- Poster
- Directed by: Anggy Umbara
- Screenplay by: Evelyn Afnilia
- Produced by: Manoj Punjabi
- Starring: Adhisty Zara; Safira Ratu Sofya; Saskia Chadwick;
- Cinematography: Dicky R. Maland
- Edited by: Gita Miaji
- Music by: Ricky Lionardi
- Production companies: MD Pictures; Pichouse Films; Umbara Brothers Films;
- Distributed by: MD Pictures
- Release date: 7 February 2024;
- Country: Indonesia
- Language: Indonesian

= Munkar (film) =

Munkar is a 2024 Indonesian horror film directed by Anggy Umbara and produced by Manoj Punjabi with the production company of MD Pictures, Pichouse Films and Umbara Brothers Films. The film stars Adhisty Zara, Ratu Sofya, Saskia Chadwick and others.

== Cast ==
- Adhisty Zara as Ranum
- Ratu Sofya as Herlina
- Saskia Chadwick as Robiatul
- Kaneishia Yusuf as Siti
- Khadijah Aruma as Dilla
- Elma Theana as Umi Yayu
- Tio Pakusadewo as Darroes
- Ayu Hastari as Umi Indri
- Miqdad Addausy as Ustaz Ghani
- Husein Al Athas as Jaffar
- Vonny Anggraini as Dewi
- Santana Sartana as Sapto
- Egy Fedly as Tarjo
- Sheva Audrey as a female student

== Release ==
The film officially premiered in Indonesian cinemas on February 7, 2024. Prior to its wide theatrical release, the film generated significant public attention and anticipation following the release of its promotional trailers, driven by its narrative focus on a well-known East Java urban legend from the Lamongan region.

== Reception ==

=== Critical response ===
Rani Asnurida of IDN Times praised the film for its strong acting performances, particularly by Ratu Sofya, and its creative, unconventional horror scenes that effectively built tension without relying heavily on jump scares. The review also commended the realistic boarding school (pesantren) setting, natural music scoring, and the inclusion of a relevant bullying theme. However, the critic noted that the resolution felt formulaic and predictable due to the stereotypical inclusion of a cleric (ustaz) figure at the climax, though it was somewhat redeemed by an unexpected plot twist.

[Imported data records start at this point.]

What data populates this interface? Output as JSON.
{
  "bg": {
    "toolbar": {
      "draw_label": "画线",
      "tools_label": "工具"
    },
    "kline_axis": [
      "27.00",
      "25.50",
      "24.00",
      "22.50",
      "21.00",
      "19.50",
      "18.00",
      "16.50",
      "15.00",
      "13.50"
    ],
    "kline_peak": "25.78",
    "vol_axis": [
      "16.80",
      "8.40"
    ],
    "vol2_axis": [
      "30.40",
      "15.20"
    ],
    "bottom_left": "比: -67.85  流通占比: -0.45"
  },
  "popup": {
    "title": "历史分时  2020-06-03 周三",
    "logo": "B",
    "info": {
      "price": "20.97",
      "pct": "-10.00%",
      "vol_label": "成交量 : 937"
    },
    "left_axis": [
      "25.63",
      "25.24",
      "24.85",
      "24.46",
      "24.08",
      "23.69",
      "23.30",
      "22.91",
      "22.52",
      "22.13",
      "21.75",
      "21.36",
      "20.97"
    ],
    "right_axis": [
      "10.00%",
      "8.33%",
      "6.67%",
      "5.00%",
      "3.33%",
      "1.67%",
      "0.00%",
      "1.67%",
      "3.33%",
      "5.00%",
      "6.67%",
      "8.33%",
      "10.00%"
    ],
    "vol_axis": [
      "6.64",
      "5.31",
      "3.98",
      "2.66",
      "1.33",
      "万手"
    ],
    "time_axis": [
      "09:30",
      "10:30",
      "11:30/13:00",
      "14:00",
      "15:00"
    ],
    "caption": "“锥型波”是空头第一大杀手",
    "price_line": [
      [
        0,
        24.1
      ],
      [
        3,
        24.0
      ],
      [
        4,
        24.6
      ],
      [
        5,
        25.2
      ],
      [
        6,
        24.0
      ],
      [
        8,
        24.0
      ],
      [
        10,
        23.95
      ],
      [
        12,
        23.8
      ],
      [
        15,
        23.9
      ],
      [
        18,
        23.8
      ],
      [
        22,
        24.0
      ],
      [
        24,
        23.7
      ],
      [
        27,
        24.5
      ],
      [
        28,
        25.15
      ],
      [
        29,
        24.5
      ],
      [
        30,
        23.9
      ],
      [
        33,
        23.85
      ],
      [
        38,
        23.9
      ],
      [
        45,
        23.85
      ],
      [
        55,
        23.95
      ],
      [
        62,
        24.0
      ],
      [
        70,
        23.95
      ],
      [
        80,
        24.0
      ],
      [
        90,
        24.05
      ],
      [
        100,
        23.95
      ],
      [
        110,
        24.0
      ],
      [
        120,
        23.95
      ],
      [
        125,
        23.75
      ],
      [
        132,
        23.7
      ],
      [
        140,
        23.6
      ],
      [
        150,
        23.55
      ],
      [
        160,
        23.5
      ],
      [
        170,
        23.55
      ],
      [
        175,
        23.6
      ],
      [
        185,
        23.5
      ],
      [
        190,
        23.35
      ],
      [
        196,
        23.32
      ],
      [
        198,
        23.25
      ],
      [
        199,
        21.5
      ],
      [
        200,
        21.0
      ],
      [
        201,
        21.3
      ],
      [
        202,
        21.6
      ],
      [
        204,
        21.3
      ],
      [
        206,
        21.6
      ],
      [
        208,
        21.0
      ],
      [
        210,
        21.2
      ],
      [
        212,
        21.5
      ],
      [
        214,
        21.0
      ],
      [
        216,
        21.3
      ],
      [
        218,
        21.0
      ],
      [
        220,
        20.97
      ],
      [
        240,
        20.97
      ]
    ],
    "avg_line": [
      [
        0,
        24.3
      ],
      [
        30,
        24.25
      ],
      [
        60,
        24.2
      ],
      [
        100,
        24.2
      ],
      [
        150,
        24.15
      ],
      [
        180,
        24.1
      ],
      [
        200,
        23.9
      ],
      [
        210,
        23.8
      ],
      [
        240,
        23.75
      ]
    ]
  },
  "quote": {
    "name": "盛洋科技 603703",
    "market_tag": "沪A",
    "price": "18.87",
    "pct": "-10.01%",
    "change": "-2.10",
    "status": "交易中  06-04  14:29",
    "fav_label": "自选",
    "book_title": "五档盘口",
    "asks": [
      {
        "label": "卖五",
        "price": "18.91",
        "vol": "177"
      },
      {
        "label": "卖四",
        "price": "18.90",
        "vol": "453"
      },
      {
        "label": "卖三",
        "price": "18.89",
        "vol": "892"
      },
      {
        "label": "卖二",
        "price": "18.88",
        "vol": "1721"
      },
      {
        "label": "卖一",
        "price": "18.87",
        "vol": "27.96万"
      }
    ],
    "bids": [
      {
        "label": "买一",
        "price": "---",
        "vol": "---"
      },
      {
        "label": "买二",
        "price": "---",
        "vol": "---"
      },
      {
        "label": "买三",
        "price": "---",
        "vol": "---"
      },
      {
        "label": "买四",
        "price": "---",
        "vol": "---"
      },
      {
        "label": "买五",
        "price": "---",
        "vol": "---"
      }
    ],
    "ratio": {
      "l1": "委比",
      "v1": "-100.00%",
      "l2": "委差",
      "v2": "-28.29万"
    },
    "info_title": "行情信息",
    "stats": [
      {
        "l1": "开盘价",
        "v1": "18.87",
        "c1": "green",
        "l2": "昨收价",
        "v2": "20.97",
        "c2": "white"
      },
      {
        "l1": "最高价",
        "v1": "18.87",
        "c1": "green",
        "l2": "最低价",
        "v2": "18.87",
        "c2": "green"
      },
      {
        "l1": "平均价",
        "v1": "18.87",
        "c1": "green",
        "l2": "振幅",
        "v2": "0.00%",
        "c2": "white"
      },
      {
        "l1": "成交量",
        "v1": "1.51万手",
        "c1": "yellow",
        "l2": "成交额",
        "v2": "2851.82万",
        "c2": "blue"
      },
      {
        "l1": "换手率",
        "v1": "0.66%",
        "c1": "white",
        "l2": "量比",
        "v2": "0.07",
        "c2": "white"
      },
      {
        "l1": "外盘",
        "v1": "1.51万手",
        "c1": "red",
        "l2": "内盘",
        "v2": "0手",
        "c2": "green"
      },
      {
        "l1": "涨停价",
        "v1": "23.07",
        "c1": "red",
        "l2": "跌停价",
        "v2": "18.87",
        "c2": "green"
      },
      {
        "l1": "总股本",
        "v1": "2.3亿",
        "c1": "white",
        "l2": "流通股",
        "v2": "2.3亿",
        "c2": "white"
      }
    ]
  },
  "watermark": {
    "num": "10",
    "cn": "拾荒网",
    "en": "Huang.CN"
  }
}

Reviewing for VOI.id, Virgilery Levana praised Munkar for its slow-burn pacing and character development, noting that the film builds continuous tension through visuals rather than relying on excessive jump scares or sound effects. Levana commended the performances of Adhisty Zara and Ratu Sofya, highlighting Zara's convincing portrayal of a quiet, hijab-wearing student and Sofya's eerie, impactful performance. Additionally, the reviewer lauded director Anggy Umbara for delivering an unpredictable plot twist and introducing a unique, unsettling sense of terror centered around Islamic prayer rituals.

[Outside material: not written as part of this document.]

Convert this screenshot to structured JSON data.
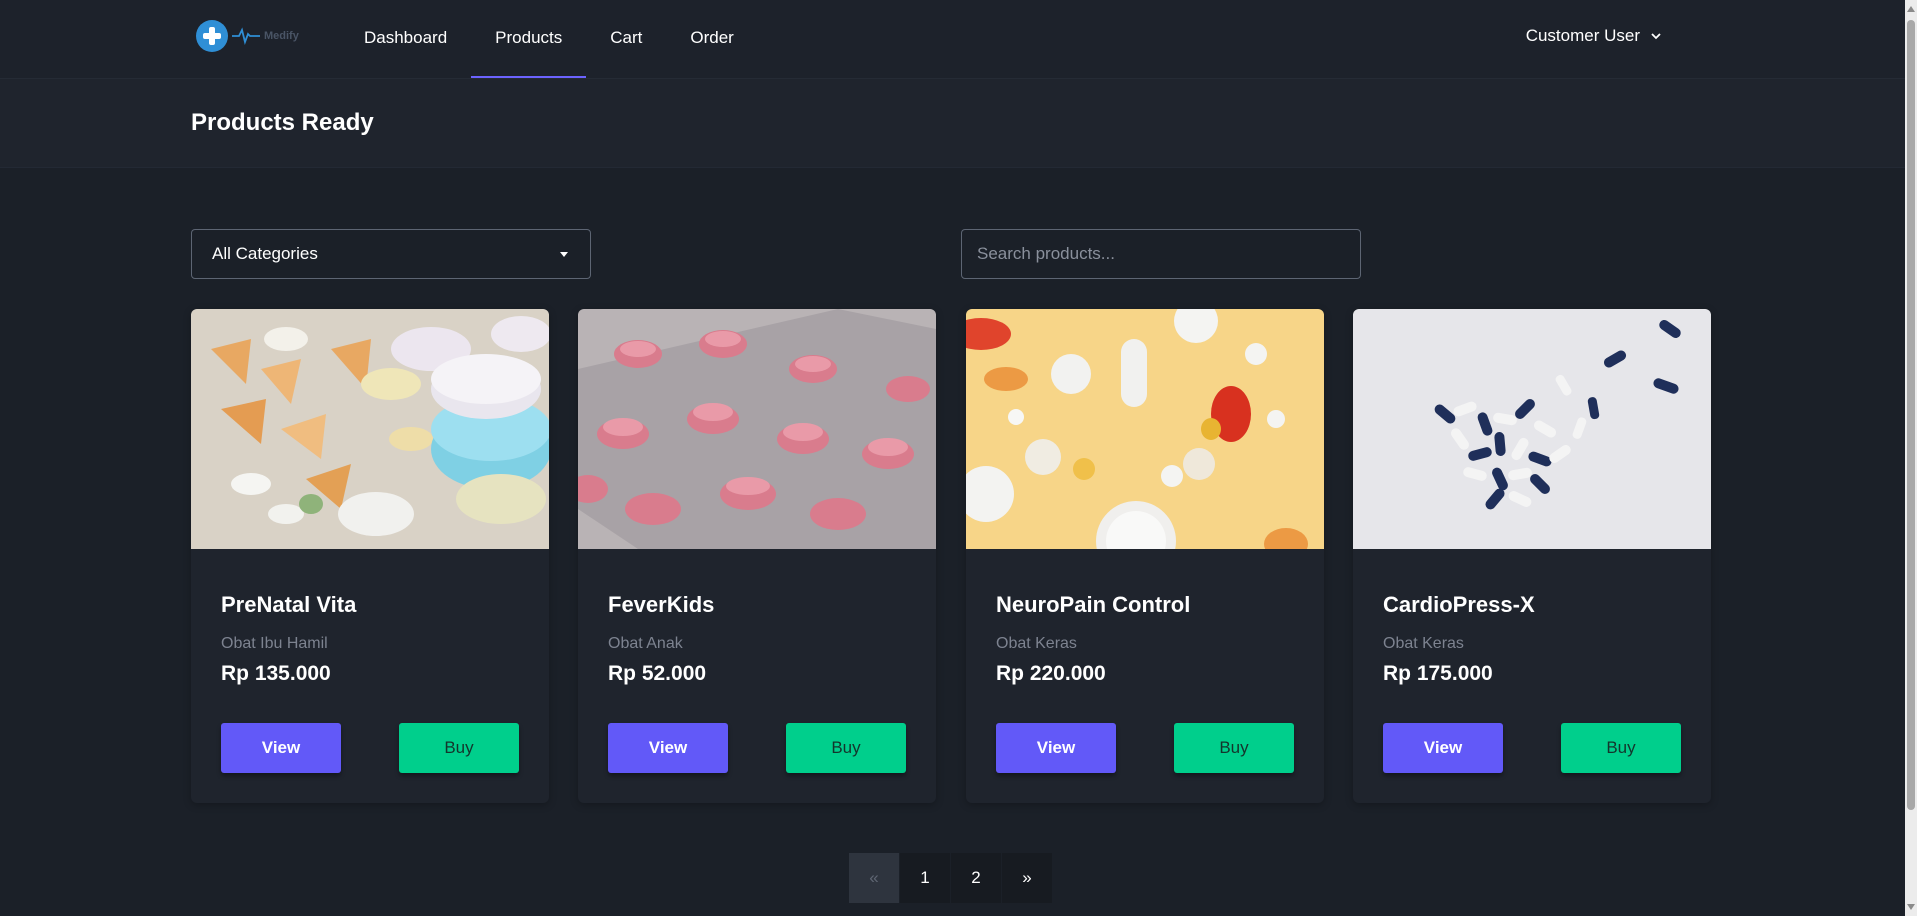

Writing for Kompasiana, Siska Fajarrany highlighted Munkar as an example of the positive evolution in contemporary Indonesian horror cinema, shifting away from superficial adult themes or forced characterizations toward more refined storytelling. She noted that the film succeeds in delivering intense psychological dread and frightening mystical atmospheres based on East Java folklore, demonstrating that a horror film can still effectively terrify audiences without relying solely on typical gore or slasher-thriller elements.

Reviewing for Warta Bulukumba, Sri Ulfanita commended Munkar for successfully blending supernatural horror with sharp social commentary, particularly regarding the psychological impact of bullying within a boarding school (pesantren) community. The review highly praised Anggy Umbara's direction along with the lead performances of Adhisty Zara, Ratu Sofya, and Saskia Chadwick for their emotional depth. Additionally, it lauded the film's technical execution, noting that its detailed production design, smooth editing, and effective use of cinematography and sound design significantly heightened the overall tension.

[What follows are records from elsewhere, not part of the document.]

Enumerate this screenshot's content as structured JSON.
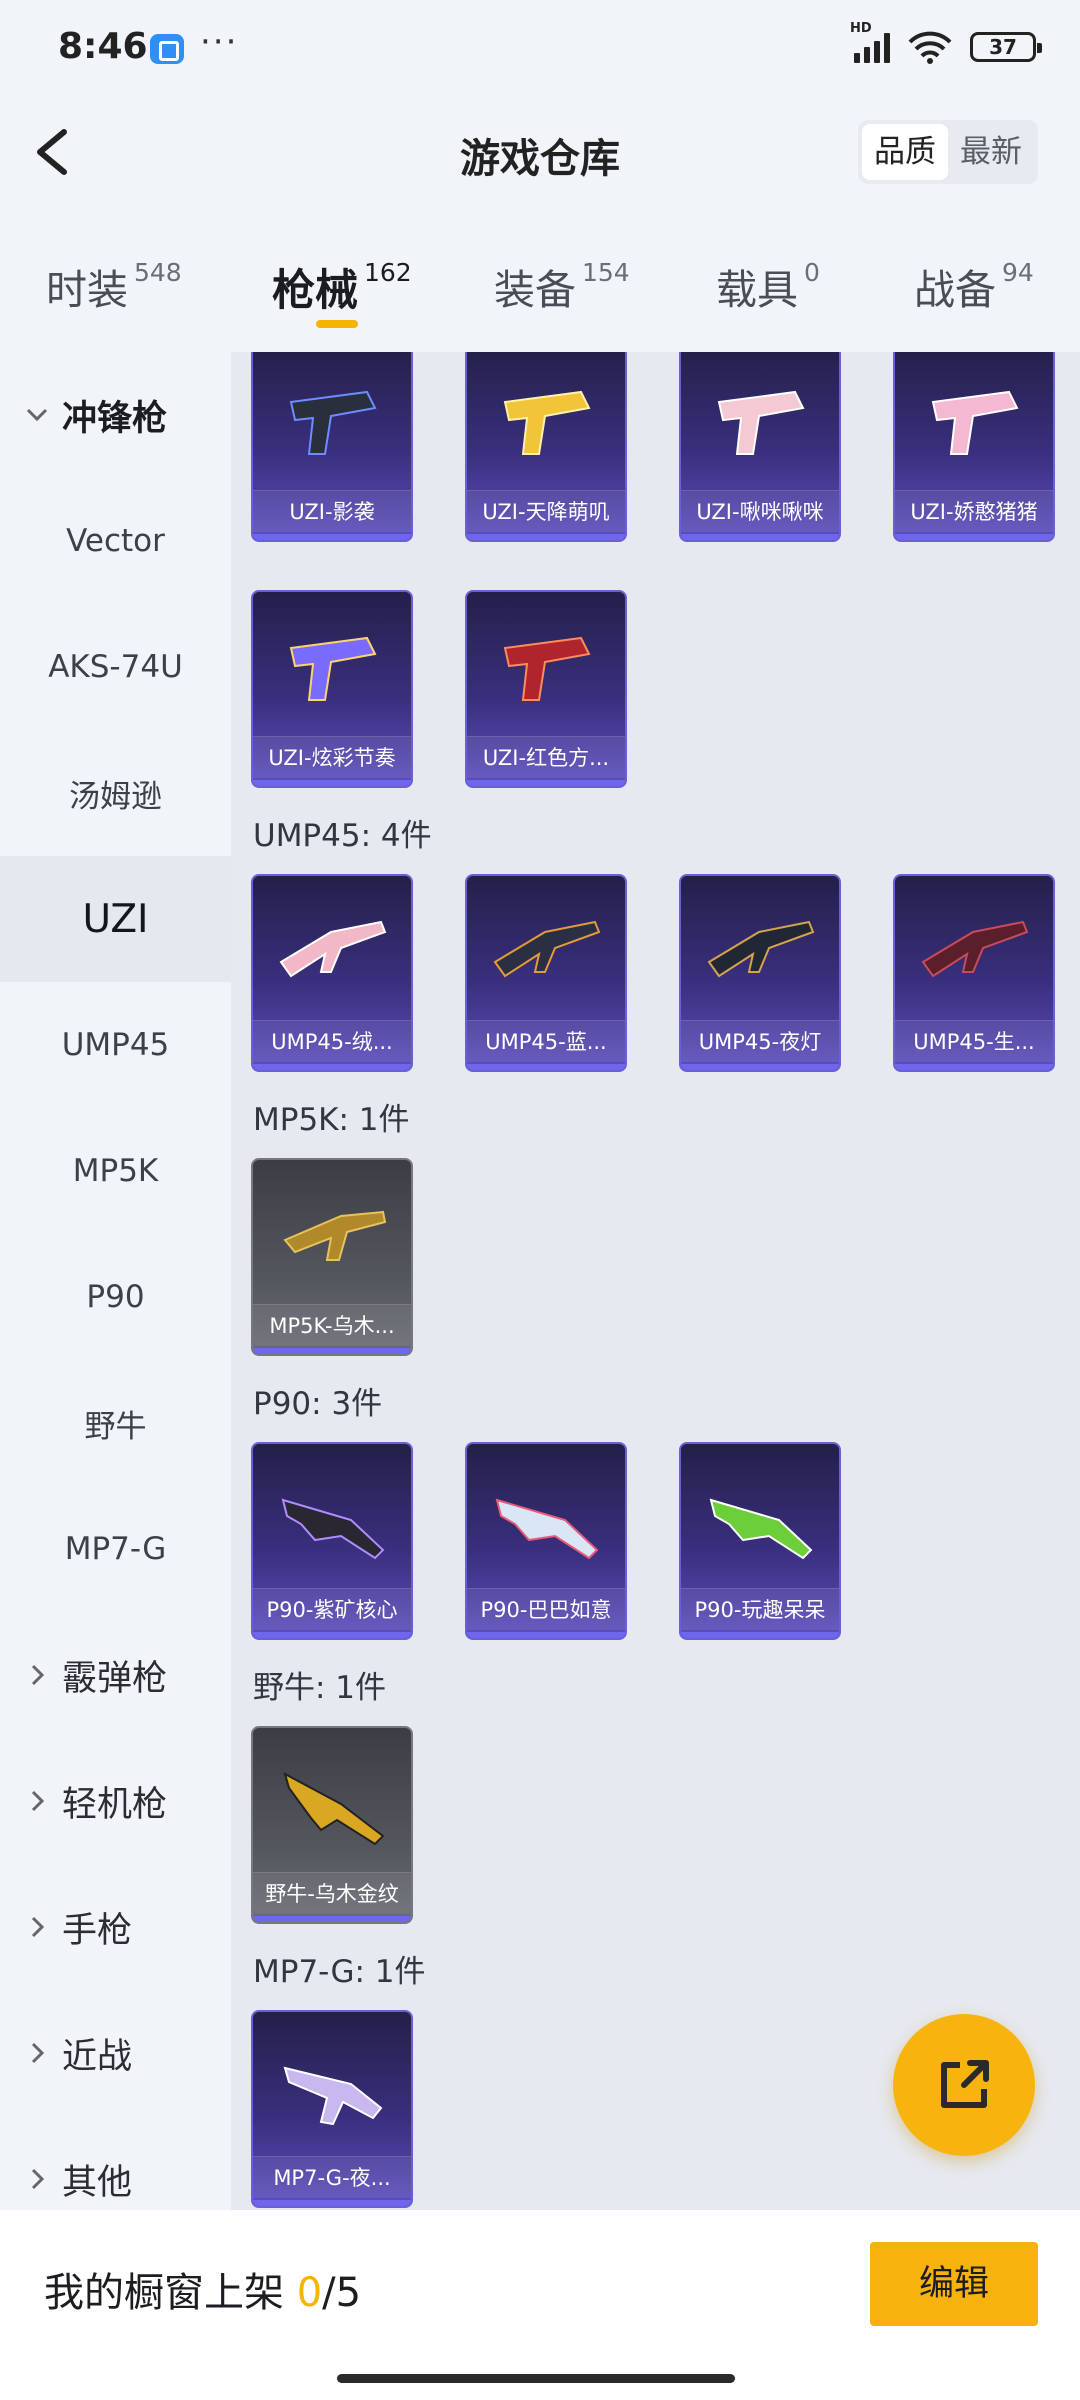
{
  "status_bar": {
    "time": "8:46",
    "more": "···",
    "network": "HD",
    "battery": "37"
  },
  "header": {
    "title": "游戏仓库",
    "sort_options": [
      "品质",
      "最新"
    ],
    "active_sort": "品质"
  },
  "tabs": [
    {
      "label": "时装",
      "count": "548"
    },
    {
      "label": "枪械",
      "count": "162"
    },
    {
      "label": "装备",
      "count": "154"
    },
    {
      "label": "载具",
      "count": "0"
    },
    {
      "label": "战备",
      "count": "94"
    }
  ],
  "active_tab": "枪械",
  "sidebar": {
    "items": [
      {
        "label": "冲锋枪",
        "type": "group-open"
      },
      {
        "label": "Vector"
      },
      {
        "label": "AKS-74U"
      },
      {
        "label": "汤姆逊"
      },
      {
        "label": "UZI",
        "active": true
      },
      {
        "label": "UMP45"
      },
      {
        "label": "MP5K"
      },
      {
        "label": "P90"
      },
      {
        "label": "野牛"
      },
      {
        "label": "MP7-G"
      },
      {
        "label": "霰弹枪",
        "type": "group"
      },
      {
        "label": "轻机枪",
        "type": "group"
      },
      {
        "label": "手枪",
        "type": "group"
      },
      {
        "label": "近战",
        "type": "group"
      },
      {
        "label": "其他",
        "type": "group"
      }
    ]
  },
  "sections": {
    "uzi": {
      "items": [
        "UZI-影袭",
        "UZI-天降萌叽",
        "UZI-啾咪啾咪",
        "UZI-娇憨猪猪",
        "UZI-炫彩节奏",
        "UZI-红色方..."
      ]
    },
    "ump45": {
      "title": "UMP45: 4件",
      "items": [
        "UMP45-绒...",
        "UMP45-蓝...",
        "UMP45-夜灯",
        "UMP45-生..."
      ]
    },
    "mp5k": {
      "title": "MP5K: 1件",
      "items": [
        "MP5K-乌木..."
      ]
    },
    "p90": {
      "title": "P90: 3件",
      "items": [
        "P90-紫矿核心",
        "P90-巴巴如意",
        "P90-玩趣呆呆"
      ]
    },
    "bison": {
      "title": "野牛: 1件",
      "items": [
        "野牛-乌木金纹"
      ]
    },
    "mp7g": {
      "title": "MP7-G: 1件",
      "items": [
        "MP7-G-夜..."
      ]
    }
  },
  "bottom_bar": {
    "showcase_label": "我的橱窗上架",
    "showcase_count": "0",
    "showcase_total": "/5",
    "edit_label": "编辑"
  },
  "icons": {
    "back": "back-arrow-icon",
    "share": "share-icon",
    "chevron_down": "chevron-down-icon",
    "chevron_right": "chevron-right-icon"
  },
  "colors": {
    "accent": "#F5B400",
    "card_purple": "#3A2F7E",
    "card_grey": "#54565E"
  }
}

Writing for Yoursay Suara, Athar Farha gave Munkar a negative review with a score of 3.5 out of 10. Farha criticized the film's short runtime of around 80 minutes, stating that it led to a rushed narrative pace and a lack of depth. The review also pointed out that the horror elements relied heavily on repetitive jump scares, while the central ghost character lacked proper development and felt generic. Additionally, Farha noted that despite being marketed as a lead actor, Adhisty Zara's character felt sidelined and lacked emotional depth, concluding that the final plot twist felt forced.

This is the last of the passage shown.